T – Em um programa da TV Cultura, transmitido no momento dos 40 anos do Golpe, você afirma, aparentemente a contragosto dos apresentadores, que hoje a juventude tem mais consciência que naqueles anos.

 

R – Sem dúvida alguma, ainda que pequena. O Brasil sempre foi elitizado e a rebeldia controlada. A juventude era muito careta. Política e culturalmente, os mais posicionados eram os estudantes, de onde sai a maioria dos quadros de luta armada, mas eles evidentemente viam o rock and roll como o bicho papão, como mais uma ferramenta de dominação norte-americana. Muita molecada hoje diz que queria ter vivido nos anos 70. Mas existe um lado dos anos 70 na América Latina que era um horror.
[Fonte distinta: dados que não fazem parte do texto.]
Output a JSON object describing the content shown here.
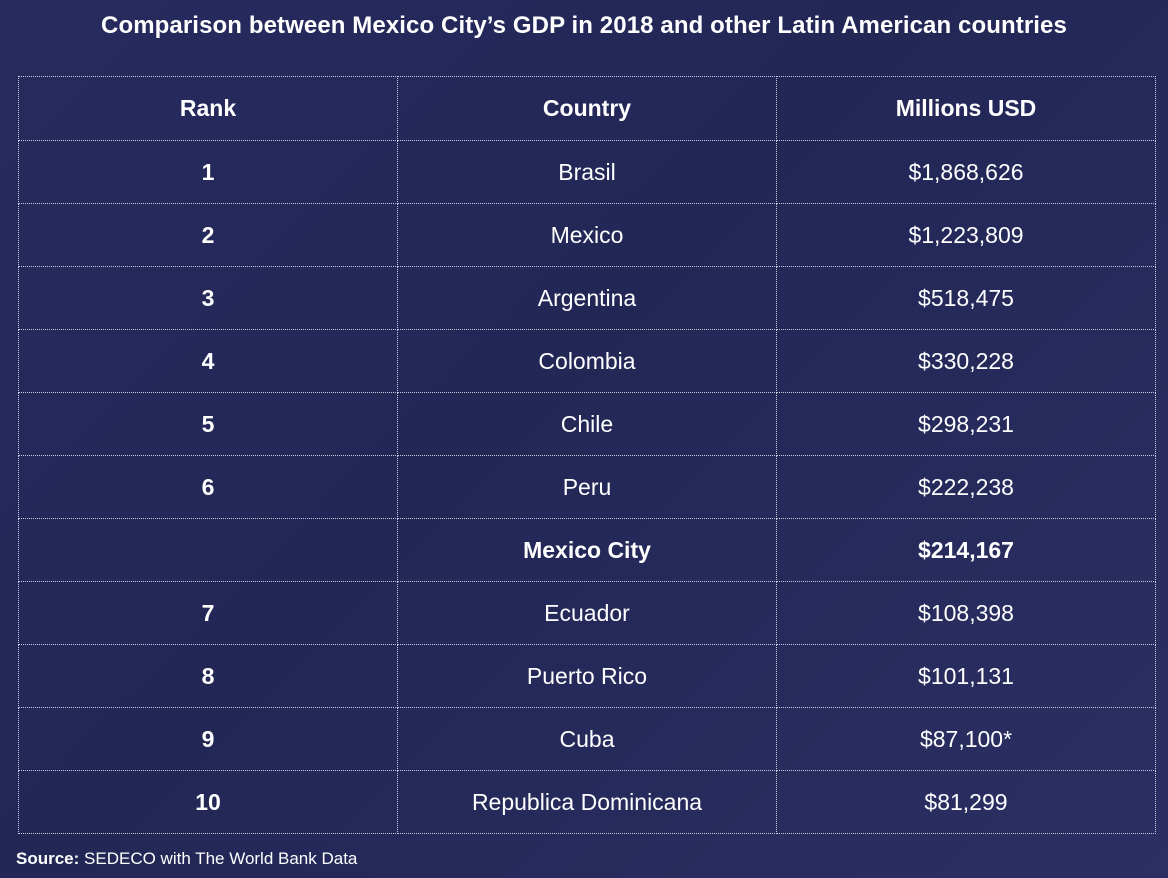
{
  "title": "Comparison between Mexico City’s GDP in 2018 and other Latin American countries",
  "chart_data": {
    "type": "table",
    "title": "Comparison between Mexico City’s GDP in 2018 and other Latin American countries",
    "columns": [
      "Rank",
      "Country",
      "Millions USD"
    ],
    "rows": [
      {
        "rank": "1",
        "country": "Brasil",
        "value": "$1,868,626",
        "highlight": false
      },
      {
        "rank": "2",
        "country": "Mexico",
        "value": "$1,223,809",
        "highlight": false
      },
      {
        "rank": "3",
        "country": "Argentina",
        "value": "$518,475",
        "highlight": false
      },
      {
        "rank": "4",
        "country": "Colombia",
        "value": "$330,228",
        "highlight": false
      },
      {
        "rank": "5",
        "country": "Chile",
        "value": "$298,231",
        "highlight": false
      },
      {
        "rank": "6",
        "country": "Peru",
        "value": "$222,238",
        "highlight": false
      },
      {
        "rank": "",
        "country": "Mexico City",
        "value": "$214,167",
        "highlight": true
      },
      {
        "rank": "7",
        "country": "Ecuador",
        "value": "$108,398",
        "highlight": false
      },
      {
        "rank": "8",
        "country": "Puerto Rico",
        "value": "$101,131",
        "highlight": false
      },
      {
        "rank": "9",
        "country": "Cuba",
        "value": "$87,100*",
        "highlight": false
      },
      {
        "rank": "10",
        "country": "Republica Dominicana",
        "value": "$81,299",
        "highlight": false
      }
    ]
  },
  "source": {
    "label": "Source:",
    "text": " SEDECO with The World Bank Data"
  },
  "colors": {
    "background": "#252959",
    "text": "#ffffff",
    "grid": "#c9cbe0"
  }
}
T – Você tocou em outros países...

Foto: Ana Fuccia

R – Eu saí do Brasil no final de 1969. Morei no México até 1973, onde toquei inicialmente com uma banda chamada La Parada Suprimida. Posteriormente, montei um trio chamado Tarântula (nome inspirado no livro de Bob Dylan) com o guitarrista norte-americano Alex Hunt e o baixista e vocalista mexicano Manolo. Substituí temporariamente o baterista Carlos Hauptvogel do grupo Three souls in my Mind, rebatizada como El Tri. Voltei ao Brasil em 1973, integrando o Made in Brazil entre 1974 e 1975. Em 1976, fui para os Estados Unidos comprar instrumentos e tocar numa banda chamada Elmo Flick. Em 1977, fui para a Argentina tocar no Aeroblues com Alejandro Medina e Pappo. Retornei um ano depois para o Brasil. Mas aqui as coisas nunca mudavam. Eu voltava e queria ir embora de novo. Aqui integrei a Patrulha do Espaço, que permanece na estrada ainda hoje, concorrendo com muitos trabalhos que exerci tocando e gravando com outros artistas e bandas. Ademais, produzi discos, montei um selo, fabriquei baterias, produzi workshops e eventos afins, bem como shows do André Christovam, Golpe de Estado, o Terço, e, ainda, David Byrne, entre outros.

Entrevista concedida em: 21 de abril de 2006.

Entrevista com Rolando Castello Junior
Tiago Hermano Breunig

Bacharel e licenciado em Letras-Português pela UFSC, mestrando em Teoria da Literatura pela mesma instituição e guitarrista da banda Eletrolíticos.